The Temporary Wage Subsidy Scheme provided to employers during the early months of the pandemic provided a subsidy to the employer of 85% of the weekly average take-home pay for any worker earning under €412.

But the Employment Wage Subsidy Scheme brought in to replace it in September 2020 provided no subsidy for a worker earning under €151.50 gross per week.

Ms O’Connor said the operations manager met her to discuss the subsidy on August 29th, 2020 and was told the company owners “wanted to dismiss anyone in respect of whom they would not benefit from the new EWSS”.

She said she phoned a politician on August 31st to ask whether any exceptions to the income limits were being considered for employers who hired people on disability allowance.

The politician advised her “no such exceptions were being made” and when she met the company’s operations manger again on September 2nd she advised her of the position.

The operations manager told her that since no exceptions were being made and she was unable to work longer hours her job was being immediately terminated.

The firm argued its management spoke to all of its staff in September 2020 about their working hours, which had been affected by both the pandemic and the shortened tourist season.

The company said Ms O’Connor was given the option to cut her hours further or increase them to three days a week on a job share with another worker.

Ms O’Connor was “happy to go on the Pandemic Unemployment Payment because it made financial sense”, it submitted.

The operations manager said she discussed an increase in hours with Ms O’Connor, but disputed the rest of her account of their conversation, the WRC heard.

The company’s position was that Ms O’Connor had not been dismissed – but had been told she would be brought back in when trade recovered.

In his decision, adjudicating officer Breiffni O’Neill wrote that he preferred the evidence of the complainant.

He found Ms O’Connor had been dismissed and that she had established a prima facie case of discrimination on the grounds of disability which the company had “failed to rebut”.

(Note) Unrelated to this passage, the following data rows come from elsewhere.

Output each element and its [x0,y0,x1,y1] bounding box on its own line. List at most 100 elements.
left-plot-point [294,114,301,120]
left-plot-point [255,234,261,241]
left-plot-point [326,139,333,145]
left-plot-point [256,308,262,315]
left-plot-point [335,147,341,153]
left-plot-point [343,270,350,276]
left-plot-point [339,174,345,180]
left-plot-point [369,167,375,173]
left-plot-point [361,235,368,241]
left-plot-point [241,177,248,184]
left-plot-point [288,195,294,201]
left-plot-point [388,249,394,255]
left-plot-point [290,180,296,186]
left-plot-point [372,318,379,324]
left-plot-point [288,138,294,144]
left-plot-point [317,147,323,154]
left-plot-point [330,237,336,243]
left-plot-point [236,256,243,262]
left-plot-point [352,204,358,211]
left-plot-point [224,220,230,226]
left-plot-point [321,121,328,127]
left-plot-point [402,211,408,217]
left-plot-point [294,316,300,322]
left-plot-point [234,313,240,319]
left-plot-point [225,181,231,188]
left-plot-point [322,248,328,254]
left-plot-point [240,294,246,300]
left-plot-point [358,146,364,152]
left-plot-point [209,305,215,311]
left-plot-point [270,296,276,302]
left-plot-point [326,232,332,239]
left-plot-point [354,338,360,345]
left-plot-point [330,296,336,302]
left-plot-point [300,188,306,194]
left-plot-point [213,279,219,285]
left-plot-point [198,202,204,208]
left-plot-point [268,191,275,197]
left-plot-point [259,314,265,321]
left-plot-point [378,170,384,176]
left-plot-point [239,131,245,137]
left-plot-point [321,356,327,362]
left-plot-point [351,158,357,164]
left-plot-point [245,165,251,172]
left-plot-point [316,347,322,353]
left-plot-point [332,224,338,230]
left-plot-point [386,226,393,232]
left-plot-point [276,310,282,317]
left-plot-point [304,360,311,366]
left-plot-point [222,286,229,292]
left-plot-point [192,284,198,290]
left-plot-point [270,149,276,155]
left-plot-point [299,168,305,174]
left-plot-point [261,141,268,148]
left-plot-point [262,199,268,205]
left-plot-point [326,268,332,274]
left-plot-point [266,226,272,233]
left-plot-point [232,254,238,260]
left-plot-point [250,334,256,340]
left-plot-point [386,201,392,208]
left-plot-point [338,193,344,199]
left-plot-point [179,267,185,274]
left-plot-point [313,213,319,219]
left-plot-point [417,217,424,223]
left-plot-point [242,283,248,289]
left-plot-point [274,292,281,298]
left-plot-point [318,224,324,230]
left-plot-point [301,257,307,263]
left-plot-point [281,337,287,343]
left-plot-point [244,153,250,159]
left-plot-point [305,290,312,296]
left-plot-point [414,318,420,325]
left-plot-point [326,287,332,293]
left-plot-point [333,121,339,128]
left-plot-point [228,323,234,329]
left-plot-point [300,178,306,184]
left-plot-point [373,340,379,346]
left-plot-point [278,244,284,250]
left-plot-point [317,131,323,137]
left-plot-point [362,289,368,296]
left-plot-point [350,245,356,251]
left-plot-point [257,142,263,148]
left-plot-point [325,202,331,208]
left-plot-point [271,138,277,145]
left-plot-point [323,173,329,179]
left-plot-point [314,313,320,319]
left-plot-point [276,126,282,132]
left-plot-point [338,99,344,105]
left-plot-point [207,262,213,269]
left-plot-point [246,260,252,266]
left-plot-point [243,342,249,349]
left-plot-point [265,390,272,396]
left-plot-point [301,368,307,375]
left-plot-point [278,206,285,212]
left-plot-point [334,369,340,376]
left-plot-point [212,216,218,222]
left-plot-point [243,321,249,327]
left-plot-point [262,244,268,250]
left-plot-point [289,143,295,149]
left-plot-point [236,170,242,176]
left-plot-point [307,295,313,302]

Mr O’Neill found she was discriminatorily dismissed from her employment because her disability prevented her from working the longer hours suggested and because she was not afforded the opportunity to either continue working her normal hours or work fewer hours, as her employer would then have been unable to avail of the wage subsidy scheme.

However, as Ms O’Connor said she was prepared to go back to work with the company given the opportunity, this suggested she was “not very negatively affected” and had suffered no financial loss either.

He ordered the company to pay Ms O’Connor 26 weeks’ pay – €3,200 – for the discrimination.

Mr O’Neill made a compensation order for a further €480 against the company for four weeks’ pay for the failure to provide minimum notice.

He also ordered the company to pay €18.80 for the 188 hours she worked while receiving ten cent under the minimum wage, bringing the total compensation package to €3,698.80.